First separate edition, rare, of the second play by one of the leading Russian playwrights of the nineteenth century, drawing attention to the plight of young women who forced to marry for money rather than love, thought by Turgenev to be one of Ostrovsky’s finest works.
Ostrovsky (1823–1886), author of some forty-seven plays, ‘almost single-handedly created a Russian national repertoire. His dramas are among the most widely read and frequently performed stage pieces in Russia’ (Encyclopaedia Britannica). The Poor Bride, his second play, was first published in the literary magazine Moskvityanin (The Muscovite, edited by Mikhail Pogodin) earlier in 1852 and tells the story of Marya Andreyevna, the dowry-less daughter of a widow who has no choice but to marry an older businessman.
Initially banned from production by the censor for its undercurrents of social criticism, The Poor Bride was one of Ostrovsky’s first plays to be produced on stage, at the Maly Theatre, Moscow, in 1853. From this date until his death no year passed without a new play by Ostrovsky appearing on the stage of the Imperial theatres.

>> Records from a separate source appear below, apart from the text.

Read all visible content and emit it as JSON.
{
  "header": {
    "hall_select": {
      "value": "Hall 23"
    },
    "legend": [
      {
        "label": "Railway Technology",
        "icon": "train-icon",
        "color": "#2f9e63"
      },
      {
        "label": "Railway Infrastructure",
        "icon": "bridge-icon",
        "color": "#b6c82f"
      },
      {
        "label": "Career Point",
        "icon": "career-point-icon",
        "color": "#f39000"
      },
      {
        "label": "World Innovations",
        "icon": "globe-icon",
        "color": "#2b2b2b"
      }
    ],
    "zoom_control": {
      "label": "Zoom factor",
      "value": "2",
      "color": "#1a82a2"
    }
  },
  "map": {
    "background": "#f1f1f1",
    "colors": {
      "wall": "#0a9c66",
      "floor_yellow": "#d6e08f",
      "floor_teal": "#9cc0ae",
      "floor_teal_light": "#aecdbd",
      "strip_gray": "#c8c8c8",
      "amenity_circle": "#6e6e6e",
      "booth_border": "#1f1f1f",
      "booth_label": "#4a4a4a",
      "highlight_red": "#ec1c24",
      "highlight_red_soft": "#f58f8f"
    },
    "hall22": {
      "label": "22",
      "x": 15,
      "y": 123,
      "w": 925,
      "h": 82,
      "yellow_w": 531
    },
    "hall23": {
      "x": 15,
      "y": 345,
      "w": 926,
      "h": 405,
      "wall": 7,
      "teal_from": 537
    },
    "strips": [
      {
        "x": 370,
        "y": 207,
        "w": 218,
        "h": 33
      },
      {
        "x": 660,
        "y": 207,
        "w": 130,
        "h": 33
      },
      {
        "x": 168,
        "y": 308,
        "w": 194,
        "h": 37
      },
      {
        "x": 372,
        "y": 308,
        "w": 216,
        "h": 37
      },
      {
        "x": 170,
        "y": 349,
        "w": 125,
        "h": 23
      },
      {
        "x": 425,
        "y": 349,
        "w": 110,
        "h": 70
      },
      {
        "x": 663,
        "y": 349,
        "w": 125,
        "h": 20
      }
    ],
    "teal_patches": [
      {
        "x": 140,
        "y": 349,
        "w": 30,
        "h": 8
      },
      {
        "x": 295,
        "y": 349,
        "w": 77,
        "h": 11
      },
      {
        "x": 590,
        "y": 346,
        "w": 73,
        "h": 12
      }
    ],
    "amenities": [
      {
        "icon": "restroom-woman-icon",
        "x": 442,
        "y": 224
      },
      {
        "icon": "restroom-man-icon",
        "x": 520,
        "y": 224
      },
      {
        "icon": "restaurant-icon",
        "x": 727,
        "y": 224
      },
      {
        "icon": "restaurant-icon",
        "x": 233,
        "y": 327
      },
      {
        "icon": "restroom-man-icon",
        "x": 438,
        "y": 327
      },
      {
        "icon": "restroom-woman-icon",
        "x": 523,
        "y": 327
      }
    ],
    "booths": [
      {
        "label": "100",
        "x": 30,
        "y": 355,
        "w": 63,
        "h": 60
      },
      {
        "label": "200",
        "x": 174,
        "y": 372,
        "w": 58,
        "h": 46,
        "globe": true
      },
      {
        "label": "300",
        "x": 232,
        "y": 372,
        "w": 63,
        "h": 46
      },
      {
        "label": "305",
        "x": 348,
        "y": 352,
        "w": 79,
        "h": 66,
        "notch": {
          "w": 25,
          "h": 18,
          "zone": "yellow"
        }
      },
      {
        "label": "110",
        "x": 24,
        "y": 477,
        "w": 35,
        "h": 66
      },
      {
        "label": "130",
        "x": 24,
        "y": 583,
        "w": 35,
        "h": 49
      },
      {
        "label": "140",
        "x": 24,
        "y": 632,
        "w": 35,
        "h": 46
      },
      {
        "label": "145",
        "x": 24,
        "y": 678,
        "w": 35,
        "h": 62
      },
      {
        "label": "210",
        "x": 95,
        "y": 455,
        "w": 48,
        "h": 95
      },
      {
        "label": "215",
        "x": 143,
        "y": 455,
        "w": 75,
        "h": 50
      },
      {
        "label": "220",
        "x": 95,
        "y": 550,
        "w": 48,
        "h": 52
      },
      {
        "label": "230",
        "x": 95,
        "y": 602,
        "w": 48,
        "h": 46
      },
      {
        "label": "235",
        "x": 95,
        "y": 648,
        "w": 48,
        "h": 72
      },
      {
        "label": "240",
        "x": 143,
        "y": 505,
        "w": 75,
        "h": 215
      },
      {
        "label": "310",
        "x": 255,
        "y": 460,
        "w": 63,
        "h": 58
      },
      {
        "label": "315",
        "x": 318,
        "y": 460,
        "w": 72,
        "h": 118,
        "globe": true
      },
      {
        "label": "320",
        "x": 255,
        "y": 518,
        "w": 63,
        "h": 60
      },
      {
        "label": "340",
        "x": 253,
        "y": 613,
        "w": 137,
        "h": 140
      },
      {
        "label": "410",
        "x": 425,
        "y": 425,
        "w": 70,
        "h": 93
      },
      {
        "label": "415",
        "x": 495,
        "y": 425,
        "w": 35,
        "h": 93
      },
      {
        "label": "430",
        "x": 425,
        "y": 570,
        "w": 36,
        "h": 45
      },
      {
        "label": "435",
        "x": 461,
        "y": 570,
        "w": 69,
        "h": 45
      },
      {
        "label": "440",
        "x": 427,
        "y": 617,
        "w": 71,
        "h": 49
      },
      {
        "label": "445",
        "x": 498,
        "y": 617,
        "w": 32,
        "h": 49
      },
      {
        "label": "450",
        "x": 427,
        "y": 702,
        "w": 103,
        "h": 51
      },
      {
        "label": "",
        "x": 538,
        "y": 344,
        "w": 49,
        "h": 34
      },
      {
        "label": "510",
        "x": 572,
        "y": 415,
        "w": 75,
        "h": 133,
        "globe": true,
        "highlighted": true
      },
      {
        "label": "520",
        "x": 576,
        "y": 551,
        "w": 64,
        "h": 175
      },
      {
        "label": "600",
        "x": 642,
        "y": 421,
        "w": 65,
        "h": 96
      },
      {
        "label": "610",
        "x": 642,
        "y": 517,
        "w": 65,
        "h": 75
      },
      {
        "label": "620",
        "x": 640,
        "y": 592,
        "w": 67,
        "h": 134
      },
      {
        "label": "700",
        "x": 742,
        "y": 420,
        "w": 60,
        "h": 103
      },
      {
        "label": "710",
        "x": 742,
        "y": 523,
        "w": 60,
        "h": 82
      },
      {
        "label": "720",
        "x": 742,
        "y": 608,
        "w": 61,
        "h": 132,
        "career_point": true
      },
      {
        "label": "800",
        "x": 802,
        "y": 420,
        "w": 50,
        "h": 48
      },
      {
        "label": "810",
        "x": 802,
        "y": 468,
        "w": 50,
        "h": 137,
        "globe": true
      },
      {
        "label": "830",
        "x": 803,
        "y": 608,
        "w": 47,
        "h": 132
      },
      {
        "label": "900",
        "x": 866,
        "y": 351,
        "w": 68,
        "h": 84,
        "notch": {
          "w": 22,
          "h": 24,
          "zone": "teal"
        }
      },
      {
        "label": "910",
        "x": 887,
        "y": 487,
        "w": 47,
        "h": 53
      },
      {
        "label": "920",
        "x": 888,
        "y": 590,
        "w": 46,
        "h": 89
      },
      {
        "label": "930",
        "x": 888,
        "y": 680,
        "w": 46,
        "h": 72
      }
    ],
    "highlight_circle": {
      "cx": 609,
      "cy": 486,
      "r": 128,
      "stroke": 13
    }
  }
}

‘The Poor Bride realistically shows the unfortunate position of women in Ostrovsky’s time, whose only hope of economic security was in marrying for money, not love. Though at moments the author parodies the romantic archetype, he states no thesis, but merely implies one in the relentless realism characteristic of both his first plays’ (Terras).
OCLC records six copies only, of which five in the US (Columbia, Indiana, Kansas, LoC, UNC Chapel Hill), and one in Australia (Melbourne); no copies traced in the UK.
Not in Kilgour or Smirnov-Sokol’skii.